Most people have some storage area of a similar size. Might be a lazy Susan, might be a shelf in the basement, whatever.
4a) People are also stocking up on food. I’ve only been in a few stores lately, but most of them have had a distinct absence of bread. In my local non-chain grocery store this morning, there was no chicken at all. There was a big hole in the mac n’ cheese section. There were some curious holes on the canned-goods aisle. Milk was in short supply. So ISTM that people are anticipating the possibility of shortages of multiple things, not just TP.

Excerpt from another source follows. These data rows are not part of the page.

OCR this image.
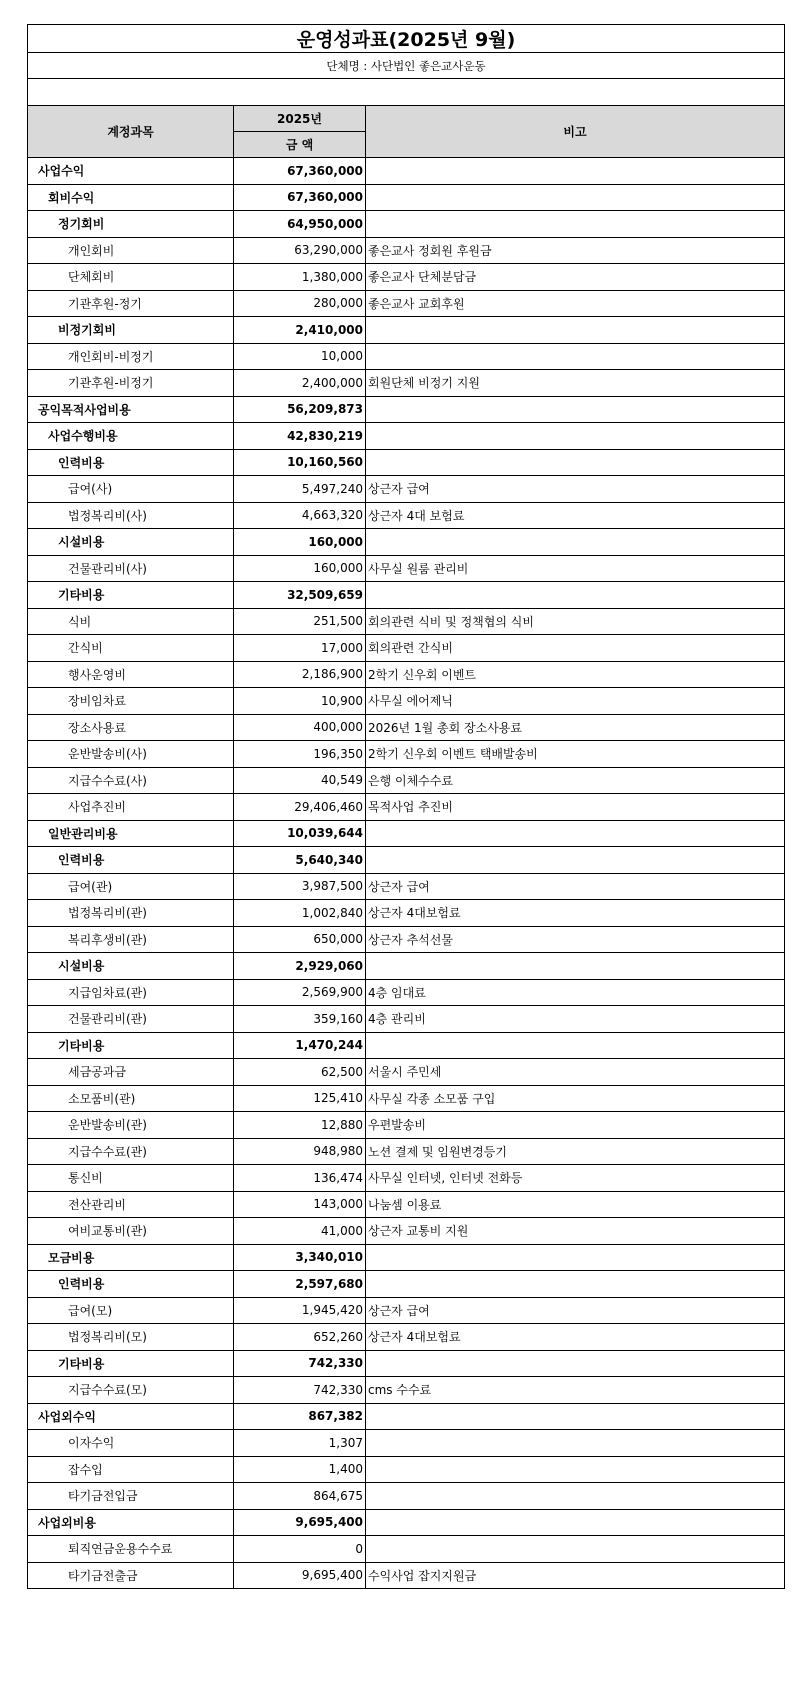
운영성과표(2025년 9월)		
단체명 : 사단법인 좋은교사운동		

계정과목	2025년	비고
	금 액	
사업수익	67,360,000	
회비수익	67,360,000	
정기회비	64,950,000	
개인회비	63,290,000	좋은교사 정회원 후원금
단체회비	1,380,000	좋은교사 단체분담금
기관후원-정기	280,000	좋은교사 교회후원
비정기회비	2,410,000	
개인회비-비정기	10,000	
기관후원-비정기	2,400,000	회원단체 비정기 지원
공익목적사업비용	56,209,873	
사업수행비용	42,830,219	
인력비용	10,160,560	
급여(사)	5,497,240	상근자 급여
법정복리비(사)	4,663,320	상근자 4대 보험료
시설비용	160,000	
건물관리비(사)	160,000	사무실 원룸 관리비
기타비용	32,509,659	
식비	251,500	회의관련 식비 및 정책협의 식비
간식비	17,000	회의관련 간식비
행사운영비	2,186,900	2학기 신우회 이벤트
장비임차료	10,900	사무실 에어제닉
장소사용료	400,000	2026년 1월 총회 장소사용료
운반발송비(사)	196,350	2학기 신우회 이벤트 택배발송비
지급수수료(사)	40,549	은행 이체수수료
사업추진비	29,406,460	목적사업 추진비
일반관리비용	10,039,644	
인력비용	5,640,340	
급여(관)	3,987,500	상근자 급여
법정복리비(관)	1,002,840	상근자 4대보험료
복리후생비(관)	650,000	상근자 추석선물
시설비용	2,929,060	
지급임차료(관)	2,569,900	4층 임대료
건물관리비(관)	359,160	4층 관리비
기타비용	1,470,244	
세금공과금	62,500	서울시 주민세
소모품비(관)	125,410	사무실 각종 소모품 구입
운반발송비(관)	12,880	우편발송비
지급수수료(관)	948,980	노션 결제 및 임원변경등기
통신비	136,474	사무실 인터넷, 인터넷 전화등
전산관리비	143,000	나눔셈 이용료
여비교통비(관)	41,000	상근자 교통비 지원
모금비용	3,340,010	
인력비용	2,597,680	
급여(모)	1,945,420	상근자 급여
법정복리비(모)	652,260	상근자 4대보험료
기타비용	742,330	
지급수수료(모)	742,330	cms 수수료
사업외수익	867,382	
이자수익	1,307	
잡수입	1,400	
타기금전입금	864,675	
사업외비용	9,695,400	
퇴직연금운용수수료	0	
타기금전출금	9,695,400	수익사업 잡지지원금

4b) So part of this is just perceptual. You may not notice the four packs of ground beef and chicken, the ten cans of beans, the five boxes of pasta and the other five boxes of mac, because that doesn’t look that out of the ordinary. It’s the two 12-packs of TP that catch your eye, because they’re BIG. The same cart says they’re worried about the continuing availability of both food **and **TP, but you only see the TP.
4c) Which is another reason why most people don’t have much TP around in the first place: there’s room for only so much of it in the bathroom cabinet, and there’s often no other good place for it. So you buy a pack of it every trip or two to the store, and everything’s fine. Not like when you buy eight cans of chicken broth, and expect that to be enough of it for a month or two.
So if you have six weeks’ worth of canned goods, but only two weeks’ worth of TP, and you’re worried that everyone from slaughterhouse workers to cannery workers to truckers to grocery store clerks might get seriously ill, what do you need to buy more of?
Exactly. And nothing at all in that scenario is bizarre.
I think it’s more the strangeness of people buying a year’s worth of TP.
Man, we got a squeamish crowd here. Having two kids and cloth diapering, I’m used to being elbow deep in shit.
Seriously, though, a good portion of the world gets by fine with a pitcher of water and a hand. I wouldn’t even think twice about cleaning my shitter in the shower (and it would be cleaner than using TP anyway.)
The weak and squeamish die first. Just sayin’. Push comes to shove, just cut a hole in a lawn chair and park it over a lawn sprinkler.